Iraq was already on its knees thanks to the sanctions war crime, so it qualified as an easy target, and an opportunity to forge a new imperialist-dominated world of the type that Blair was working for – no matter what the cost.

Hundreds of thousands of Iraqis were killed by the murderous sanctions and many more were slaughtered in the invasion and its aftermath, when cities like Faluja and entire areas like southern Iraq rose up.

The end product of the Iraqi intervention, and Bush and Blair’s transformation, was Isis which erupted to occupy northern Iraq and then Syria. The war to destroy Iraq, and then to proceed to do the same in Libya and Syria was and remains a gigantic war crime.

No wonder the British capitalist state does not want to open up Pandora’s Box and investigate the war crimes that were carried out in the course of the action by British solders who had the authority of Bush and Blair behind them.

In fact, an investigation by BBC Panorama and the Sunday Times has spoken to 11 British detectives who said they found credible evidence of war crimes in both Iraq and Afghanistan.

Soldiers should have been prosecuted for the killings, say the detectives, while the Ministry of Defence (MoD) said it rejected the ‘unsubstantiated allegation’ of a pattern of cover-ups.

Foreign Secretary Dominic Raab told the BBC ‘all of the allegations, that had evidence, have been looked at’. He said ‘the right balance’ had been struck over decisions whether or not to investigate alleged war crimes.

The new evidence has come from inside the Iraq Historic Allegations Team (IHAT), which investigated alleged war crimes committed by British troops during the occupation of Iraq, and Operation Northmoor, which investigated alleged war crimes in Afghanistan.

The government decided to close IHAT and Operation Northmoor, after Phil Shiner, a lawyer who had taken more than 1,000 cases to IHAT, was struck off as a solicitor following allegations he had paid fixers in Iraq to find clients.

Now, former detectives from IHAT and Operation Northmoor said Phil Shiner’s actions were used as an excuse to close down criminal investigations. None of the cases investigated by IHAT or Operation Northmoor resulted in a prosecution.

One IHAT detective told Panorama: ‘The Ministry of Defence had no intention of prosecuting any soldier of whatever rank he was unless it was absolutely necessary, and they couldn’t wriggle their way out of it.’

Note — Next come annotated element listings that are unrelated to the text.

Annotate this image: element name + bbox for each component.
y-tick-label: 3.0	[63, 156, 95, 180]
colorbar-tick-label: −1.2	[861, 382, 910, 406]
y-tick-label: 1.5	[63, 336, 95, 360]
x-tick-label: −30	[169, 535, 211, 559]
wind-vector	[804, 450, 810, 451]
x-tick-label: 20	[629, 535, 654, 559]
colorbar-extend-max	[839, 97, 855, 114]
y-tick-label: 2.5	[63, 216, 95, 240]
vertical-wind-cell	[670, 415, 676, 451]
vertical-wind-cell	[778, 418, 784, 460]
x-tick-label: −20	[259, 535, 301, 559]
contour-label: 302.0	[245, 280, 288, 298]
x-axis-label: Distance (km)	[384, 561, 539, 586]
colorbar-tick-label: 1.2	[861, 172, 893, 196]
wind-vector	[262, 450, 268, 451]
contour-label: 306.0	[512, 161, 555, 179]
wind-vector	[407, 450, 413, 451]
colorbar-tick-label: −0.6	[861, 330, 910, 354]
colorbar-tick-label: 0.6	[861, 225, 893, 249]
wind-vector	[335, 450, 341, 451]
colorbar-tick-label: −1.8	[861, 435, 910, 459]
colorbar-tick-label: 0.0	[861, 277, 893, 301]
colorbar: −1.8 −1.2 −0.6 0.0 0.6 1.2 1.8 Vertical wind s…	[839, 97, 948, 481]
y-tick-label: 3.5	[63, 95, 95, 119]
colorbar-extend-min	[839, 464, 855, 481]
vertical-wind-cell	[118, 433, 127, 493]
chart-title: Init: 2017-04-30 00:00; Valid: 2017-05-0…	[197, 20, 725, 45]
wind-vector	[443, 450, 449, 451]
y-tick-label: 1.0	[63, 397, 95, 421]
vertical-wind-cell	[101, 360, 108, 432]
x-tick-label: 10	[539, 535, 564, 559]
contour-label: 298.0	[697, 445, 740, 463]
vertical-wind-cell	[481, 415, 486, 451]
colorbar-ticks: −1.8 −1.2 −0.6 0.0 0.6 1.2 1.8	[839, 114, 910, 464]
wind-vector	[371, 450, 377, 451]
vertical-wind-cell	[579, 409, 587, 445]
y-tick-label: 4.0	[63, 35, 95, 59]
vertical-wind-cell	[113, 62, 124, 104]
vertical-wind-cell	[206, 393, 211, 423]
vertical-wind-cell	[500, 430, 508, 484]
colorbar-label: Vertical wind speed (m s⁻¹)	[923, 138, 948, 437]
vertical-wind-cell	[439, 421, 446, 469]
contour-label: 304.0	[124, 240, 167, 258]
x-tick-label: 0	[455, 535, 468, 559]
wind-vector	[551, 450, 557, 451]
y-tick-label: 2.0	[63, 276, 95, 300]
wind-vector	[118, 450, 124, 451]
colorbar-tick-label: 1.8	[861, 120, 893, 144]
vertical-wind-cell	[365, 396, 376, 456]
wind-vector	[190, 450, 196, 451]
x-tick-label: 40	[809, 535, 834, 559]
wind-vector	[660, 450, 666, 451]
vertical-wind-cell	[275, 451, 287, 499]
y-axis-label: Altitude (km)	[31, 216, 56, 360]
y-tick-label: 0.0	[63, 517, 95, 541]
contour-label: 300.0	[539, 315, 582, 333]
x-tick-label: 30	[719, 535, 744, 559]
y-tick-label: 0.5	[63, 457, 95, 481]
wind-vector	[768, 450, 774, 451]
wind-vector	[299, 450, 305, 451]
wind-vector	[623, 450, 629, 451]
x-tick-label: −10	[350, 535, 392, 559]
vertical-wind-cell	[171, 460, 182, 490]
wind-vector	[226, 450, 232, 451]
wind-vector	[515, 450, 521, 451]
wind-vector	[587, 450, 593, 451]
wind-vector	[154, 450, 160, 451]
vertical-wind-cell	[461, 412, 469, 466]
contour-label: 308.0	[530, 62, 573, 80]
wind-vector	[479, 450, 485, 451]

Another former detective said the victims of war crimes had been badly let down: ‘I use the word disgusting. And I feel for the families because . . . they’re not getting justice. How can you hold your head up as a British person?’

Detectives concluded the soldier who shot Raid al-Mosawi should be prosecuted for killing the Iraqi police officer and commanding officer Major Suss-Francksen should be charged with covering up what happened. But military prosecutors have not taken anyone to court. Operation Northmoor was set up by the government in 2014 and looked into 52 alleged illegal killings.

Its closure was announced by the government before Royal Military Police detectives even had a chance to interview the key Afghan witnesses. It is obvious that justice will only be done when the working class in the UK takes the power and establishes socialism.

Then Blair and his military and political supporters will be packed off to the War Crimes Tribunal in The Hague to pay for their crimes.